Silverberg goes on to describe the vision of his book at greater length, explaining, “We talk about sperm, egg, and uterus without gendering either them or the bodies they reside in or come from. We do it without saying that you need a mommy and daddy, or even two people who know each other, and we make it very clear that there are many ways these elements can come together.

“The illustrations won’t ruin it by tokenizing or stereotyping what families look like. In fact they make it clear that all families are possible.”

O’Brien agrees with Schintgen that the fundamental ideas behind “What Makes A Baby” are morally problematic. “As described, the program is full of distortions and outright falsehoods about what constitutes the nature of love, the nature of fruitfulness, and the responsibility that always must accompany the commitment to love.”

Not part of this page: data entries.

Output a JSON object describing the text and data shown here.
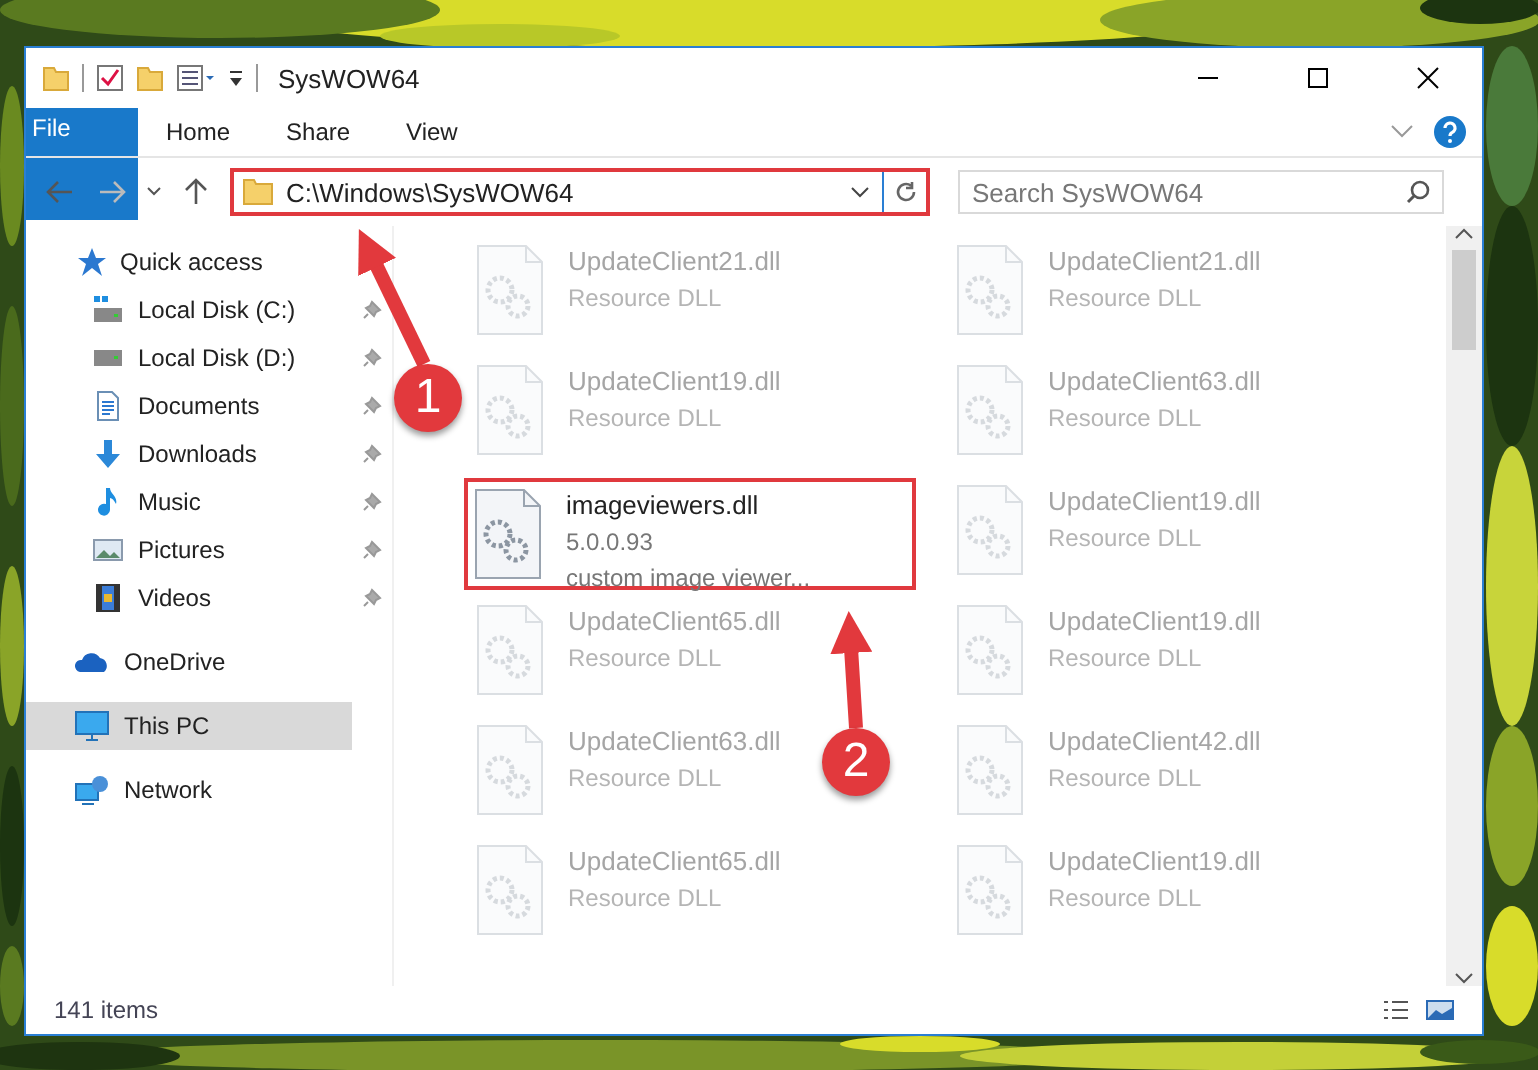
{
  "window": {
    "title": "SysWOW64"
  },
  "ribbon_tabs": [
    {
      "label": "File",
      "kind": "file"
    },
    {
      "label": "Home",
      "kind": "tab"
    },
    {
      "label": "Share",
      "kind": "tab"
    },
    {
      "label": "View",
      "kind": "tab"
    }
  ],
  "address": {
    "path": "C:\\Windows\\SysWOW64"
  },
  "search": {
    "placeholder": "Search SysWOW64"
  },
  "nav": [
    {
      "label": "Quick access",
      "kind": "star",
      "selected": false,
      "pinned": false
    },
    {
      "label": "Local Disk (C:)",
      "kind": "disk-c",
      "selected": false,
      "pinned": true
    },
    {
      "label": "Local Disk (D:)",
      "kind": "disk",
      "selected": false,
      "pinned": true
    },
    {
      "label": "Documents",
      "kind": "doc",
      "selected": false,
      "pinned": true
    },
    {
      "label": "Downloads",
      "kind": "download",
      "selected": false,
      "pinned": true
    },
    {
      "label": "Music",
      "kind": "music",
      "selected": false,
      "pinned": true
    },
    {
      "label": "Pictures",
      "kind": "pictures",
      "selected": false,
      "pinned": true
    },
    {
      "label": "Videos",
      "kind": "videos",
      "selected": false,
      "pinned": true
    },
    {
      "label": "OneDrive",
      "kind": "cloud",
      "selected": false,
      "pinned": false
    },
    {
      "label": "This PC",
      "kind": "pc",
      "selected": true,
      "pinned": false
    },
    {
      "label": "Network",
      "kind": "network",
      "selected": false,
      "pinned": false
    }
  ],
  "files": [
    {
      "name": "UpdateClient21.dll",
      "lines": [
        "Resource DLL"
      ],
      "blurred": true,
      "highlighted": false
    },
    {
      "name": "UpdateClient21.dll",
      "lines": [
        "Resource DLL"
      ],
      "blurred": true,
      "highlighted": false
    },
    {
      "name": "UpdateClient19.dll",
      "lines": [
        "Resource DLL"
      ],
      "blurred": true,
      "highlighted": false
    },
    {
      "name": "UpdateClient63.dll",
      "lines": [
        "Resource DLL"
      ],
      "blurred": true,
      "highlighted": false
    },
    {
      "name": "imageviewers.dll",
      "lines": [
        "5.0.0.93",
        "custom image viewer..."
      ],
      "blurred": false,
      "highlighted": true
    },
    {
      "name": "UpdateClient19.dll",
      "lines": [
        "Resource DLL"
      ],
      "blurred": true,
      "highlighted": false
    },
    {
      "name": "UpdateClient65.dll",
      "lines": [
        "Resource DLL"
      ],
      "blurred": true,
      "highlighted": false
    },
    {
      "name": "UpdateClient19.dll",
      "lines": [
        "Resource DLL"
      ],
      "blurred": true,
      "highlighted": false
    },
    {
      "name": "UpdateClient63.dll",
      "lines": [
        "Resource DLL"
      ],
      "blurred": true,
      "highlighted": false
    },
    {
      "name": "UpdateClient42.dll",
      "lines": [
        "Resource DLL"
      ],
      "blurred": true,
      "highlighted": false
    },
    {
      "name": "UpdateClient65.dll",
      "lines": [
        "Resource DLL"
      ],
      "blurred": true,
      "highlighted": false
    },
    {
      "name": "UpdateClient19.dll",
      "lines": [
        "Resource DLL"
      ],
      "blurred": true,
      "highlighted": false
    }
  ],
  "status_bar": {
    "count": "141 items"
  },
  "annotations": [
    {
      "label": "1"
    },
    {
      "label": "2"
    }
  ]
}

O’Brien argues that a child learning through Silverberg’s book that he or she was the product of technology, not the fruit of the loving union of his mother and father could begin to doubt his self-worth. “A child born from in vitro fertilization arrives at birth only at the cost of the death of dozens of his brothers and sisters. As that child grows and comes to understand his origins, what will he feel about the deaths of his siblings? If his parents can kill them because they are supposedly not human, how secure will he feel?”

“No amount of sociological tinkering and feel-good projects such as this one will change our nature. A child with ‘two Moms’ or ‘two Dads’, or any other artificial configuration of family, may feel loved on a certain level, for a time, but he or she will also suffer serious harm on a deeper level. At the very least he will experience a significant lack within himself,” said O’Brien.

Silverberg told Good Vibrations magazine that he is already “working on a few plans to increase access to the book both in alternative formats but also by having a significant number of books that can be donated right away to shelters, bookmobiles, LGBTQ parenting groups, libraries, and community organizations, all places that often don’t have the money to buy beautiful books.”

O’Brien said that a “book that propagandizes children by striving to make them feel comfortable with the profoundly disordered, by saying that dysfunction is not dysfunctional, that it is normal, is short-range kindness resulting in long-range cruelty.”

“By all means, let there be no unkindness to children. But let us also recognize that authentic life-giving love cannot be built upon a lie. It’s the children who pay the price for our lies. Band-aid efforts like this book are not going to heal children because the bandaid itself is part of the disease.”

Cardinal Joseph Ratzinger, now Pope Benedict XVI, while the prefect for the congregation for the Doctrine of the Faith wrote in Donum Vitae that the child “has the right to be conceived, carried in the womb, brought into the world and brought up within marriage: it is through the secure and recognized relationship to his own parents that the child can discover his own identity and achieve his own proper human development. … For this reason, the child has the right, as already mentioned, to be the fruit of the specific act of the conjugal love of his parents”.